Monsanto é a multinacional que controla mais de 90 por cento das sementes transgénicas que se vendem em todo o mundo. Quem relata melhor a história é a investigadora Marie-Monique Robin no seu livro “O mundo segundo Monsanto: da dioxina aos OGM, uma multinacional que lhes deseja o melhor”.
As sondagens na Europa reflectem uma opinião radicalmente contrária aos alimentos transgénicos. Em Espanha, em 2006, os inquiridos numa sondagem escolheram os “transgénicos” como ameaça alimentar mais inquietante em comparação com mais 12 hipóteses, entre as quais as “vacas loucas”, salomonelas e gripe das aves. Na Alemanha, 95 por cento dos consumidores rejeitam os OGM; mesmo nos Estados Unidos, no Estado de Nova Iorque, 39 por cento dos consumidores são contrários e 33 por cento aceitam os OGM.
Que se passou então, perante tantas rejeições, desde que 1994 foi autorizado nos Estados Unidos o cultivo das primeiras sementes transgénicas, ponto de partida para uma situação caracterizada hoje por mais de 125 milhões de hectares semeados em todo o mundo com diferentes sementes de organismos geneticamente modificados?
Uma explicação importante é: Monsanto.
A empresa Monsanto nasceu em Saint Louis, Missouri, em 1901, dedicada à produção de sacarina para a Coca-Cola. Em 1935 comprou a Swan Chemical Co., que já fabricava os PCB, policlorobifenóis. Esta substância sintética tinha diversos usos como refrigerante e lubrificante, mas representava também um grave risco para a saúde pública que a empresa conhecia “mas de fez de conta que nada acontecia até à sua proibição definitiva, em 1977”, testemunha Marie-Monique Robin. A prova deste conhecimento está na grande quantidade de documentos procedentes de arquivos da Monsanto, obrigada a divulgá-los num processo judicial.

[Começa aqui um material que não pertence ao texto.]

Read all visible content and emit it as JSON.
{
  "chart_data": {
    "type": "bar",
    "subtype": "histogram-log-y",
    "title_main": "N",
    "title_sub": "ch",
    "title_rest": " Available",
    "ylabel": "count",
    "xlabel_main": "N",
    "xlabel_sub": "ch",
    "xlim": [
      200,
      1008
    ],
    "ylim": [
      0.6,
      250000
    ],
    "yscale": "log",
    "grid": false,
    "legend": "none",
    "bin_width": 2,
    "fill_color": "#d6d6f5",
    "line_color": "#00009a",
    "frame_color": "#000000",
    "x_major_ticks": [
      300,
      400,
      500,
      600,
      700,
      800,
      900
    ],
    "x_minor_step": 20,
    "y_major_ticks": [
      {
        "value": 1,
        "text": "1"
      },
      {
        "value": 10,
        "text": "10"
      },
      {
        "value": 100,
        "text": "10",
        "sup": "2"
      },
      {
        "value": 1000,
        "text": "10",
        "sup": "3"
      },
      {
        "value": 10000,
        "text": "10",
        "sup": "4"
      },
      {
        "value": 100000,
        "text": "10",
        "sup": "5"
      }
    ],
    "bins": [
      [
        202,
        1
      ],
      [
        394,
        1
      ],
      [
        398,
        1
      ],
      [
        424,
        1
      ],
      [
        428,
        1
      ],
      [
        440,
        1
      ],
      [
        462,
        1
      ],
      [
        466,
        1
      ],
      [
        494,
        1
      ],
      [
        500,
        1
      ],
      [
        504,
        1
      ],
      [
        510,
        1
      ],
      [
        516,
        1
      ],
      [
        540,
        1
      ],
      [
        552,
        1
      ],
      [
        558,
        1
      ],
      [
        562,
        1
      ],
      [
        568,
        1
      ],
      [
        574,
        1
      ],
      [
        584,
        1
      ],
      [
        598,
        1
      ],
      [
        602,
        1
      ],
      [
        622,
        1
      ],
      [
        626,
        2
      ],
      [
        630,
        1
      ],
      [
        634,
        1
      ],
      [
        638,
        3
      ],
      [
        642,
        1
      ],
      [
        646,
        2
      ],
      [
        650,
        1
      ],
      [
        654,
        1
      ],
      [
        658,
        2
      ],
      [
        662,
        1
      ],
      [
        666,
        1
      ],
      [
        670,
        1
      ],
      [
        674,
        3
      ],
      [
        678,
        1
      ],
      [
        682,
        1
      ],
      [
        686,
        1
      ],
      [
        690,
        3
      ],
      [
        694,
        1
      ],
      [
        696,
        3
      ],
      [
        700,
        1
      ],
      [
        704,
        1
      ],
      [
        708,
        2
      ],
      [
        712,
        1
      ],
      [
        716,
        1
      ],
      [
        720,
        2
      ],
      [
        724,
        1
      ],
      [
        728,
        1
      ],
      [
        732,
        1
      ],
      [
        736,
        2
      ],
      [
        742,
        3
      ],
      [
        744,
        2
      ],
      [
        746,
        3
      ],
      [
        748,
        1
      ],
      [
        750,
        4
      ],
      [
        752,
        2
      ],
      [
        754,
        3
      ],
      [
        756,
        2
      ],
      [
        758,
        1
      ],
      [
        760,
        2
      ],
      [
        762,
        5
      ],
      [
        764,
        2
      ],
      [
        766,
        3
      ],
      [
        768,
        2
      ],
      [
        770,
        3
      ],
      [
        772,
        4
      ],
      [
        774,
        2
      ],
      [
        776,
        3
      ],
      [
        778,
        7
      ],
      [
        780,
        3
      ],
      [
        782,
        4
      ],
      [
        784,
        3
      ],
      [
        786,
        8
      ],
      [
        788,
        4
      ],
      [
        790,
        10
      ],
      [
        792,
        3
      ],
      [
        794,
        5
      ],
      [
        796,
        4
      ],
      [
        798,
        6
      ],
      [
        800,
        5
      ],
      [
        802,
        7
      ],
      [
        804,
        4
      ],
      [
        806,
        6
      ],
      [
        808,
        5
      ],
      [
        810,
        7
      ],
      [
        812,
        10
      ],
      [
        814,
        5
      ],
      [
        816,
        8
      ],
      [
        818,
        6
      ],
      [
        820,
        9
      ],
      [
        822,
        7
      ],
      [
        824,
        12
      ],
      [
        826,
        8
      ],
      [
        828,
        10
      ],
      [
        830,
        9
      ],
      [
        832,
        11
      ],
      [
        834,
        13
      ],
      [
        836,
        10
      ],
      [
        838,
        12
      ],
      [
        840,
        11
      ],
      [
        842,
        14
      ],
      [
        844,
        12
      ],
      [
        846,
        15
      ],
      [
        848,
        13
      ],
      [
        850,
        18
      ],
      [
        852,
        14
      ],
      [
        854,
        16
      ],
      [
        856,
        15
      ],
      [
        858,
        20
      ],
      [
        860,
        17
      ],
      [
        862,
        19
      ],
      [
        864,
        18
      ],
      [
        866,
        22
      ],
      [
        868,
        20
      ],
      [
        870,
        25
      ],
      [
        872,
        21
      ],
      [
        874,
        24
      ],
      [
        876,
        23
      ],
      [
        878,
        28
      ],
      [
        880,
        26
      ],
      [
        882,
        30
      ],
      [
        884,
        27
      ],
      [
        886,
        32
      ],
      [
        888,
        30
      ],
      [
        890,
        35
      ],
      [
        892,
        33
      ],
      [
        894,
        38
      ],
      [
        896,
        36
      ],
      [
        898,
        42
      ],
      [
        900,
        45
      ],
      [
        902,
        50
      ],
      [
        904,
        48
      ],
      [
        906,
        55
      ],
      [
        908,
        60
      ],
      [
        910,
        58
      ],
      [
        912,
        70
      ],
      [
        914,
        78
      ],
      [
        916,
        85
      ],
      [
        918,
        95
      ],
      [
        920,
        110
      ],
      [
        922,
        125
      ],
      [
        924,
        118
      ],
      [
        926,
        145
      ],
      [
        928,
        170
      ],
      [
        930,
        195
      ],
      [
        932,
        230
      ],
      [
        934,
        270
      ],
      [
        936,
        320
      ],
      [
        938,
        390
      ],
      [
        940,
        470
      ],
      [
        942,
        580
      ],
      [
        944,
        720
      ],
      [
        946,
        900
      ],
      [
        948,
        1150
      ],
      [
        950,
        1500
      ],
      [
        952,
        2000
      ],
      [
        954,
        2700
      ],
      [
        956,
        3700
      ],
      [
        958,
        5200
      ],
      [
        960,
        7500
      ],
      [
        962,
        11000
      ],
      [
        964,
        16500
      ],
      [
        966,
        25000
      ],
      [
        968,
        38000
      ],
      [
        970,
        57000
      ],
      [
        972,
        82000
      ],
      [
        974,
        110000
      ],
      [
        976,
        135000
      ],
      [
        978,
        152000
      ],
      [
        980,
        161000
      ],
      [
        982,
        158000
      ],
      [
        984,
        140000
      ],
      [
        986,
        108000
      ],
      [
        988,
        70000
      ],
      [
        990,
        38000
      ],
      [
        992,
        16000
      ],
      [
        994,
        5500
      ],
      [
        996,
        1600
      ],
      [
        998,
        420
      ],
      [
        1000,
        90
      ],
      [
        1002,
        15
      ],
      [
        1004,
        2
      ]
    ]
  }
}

Monsanto monopolizou a produção de PCB em todo o mundo. Contaminou assim vastas áreas do planeta, uma vez que se trata de uma substância muito resistente na natureza.
Monsanto surge depois no fabrico de dioxinas, “a molécula mais perigosa jamais inventada pelo homem”, segundo Marie-Monique Robin. A dioxina é um produto derivado do fabrico de herbicidas, incrementado durante a Segunda Guerra Mundial. A multinacional montou uma fábrica específica em 1948 e trabalhou estreitamente com o Pentágono para desenvolver a utilização da dioxina como arma química. O perigo deste produto tornou-se publicamente evidente em 1976, com o acidente em Itália que ficou conhecido como "a catástrofe de Seveso".
Monsanto obtivera entretanto contrato para produzir o “agente laranja” (uma dioxina) para utilização pelo exército norte-americano na guerra do Vietname com o objectivo de destruir colheitas e matar as populações à fome.
De 1962 a 1971 os militares norte-americanos despejaram 80 mil milhões de litros de desfolhantes sobre 3,3 milhões de hectares de selva e terra agrícolas. Mais de três mil localidades foram contaminadas com a utilização de quantidades equivalentes a 400 quilos de dioxina pura - a dissolução de 80 gramas de dioxina numa rede de água potável poderia eliminar uma cidade de oito milhões de habitantes.
Dos herbicidas, Monsanto passou aos organismos geneticamente modificados (OGM) e descobriu a “árvore das patacas” na conjugação das duas áreas. Criou as sementes transgénicas e tornou-as imunes ao herbicida que produz, o Roundup, até então um “assassino” sistémico uma vez que matava indiscriminadamente as espécies vegetais. A Monsanto passou a vender – e a impor nos contratos – não apenas as sementes transgénicas mas também o Roundup para as proteger. Além disso, é vedada aos compradores a utilização de um produto genérico do Roundup.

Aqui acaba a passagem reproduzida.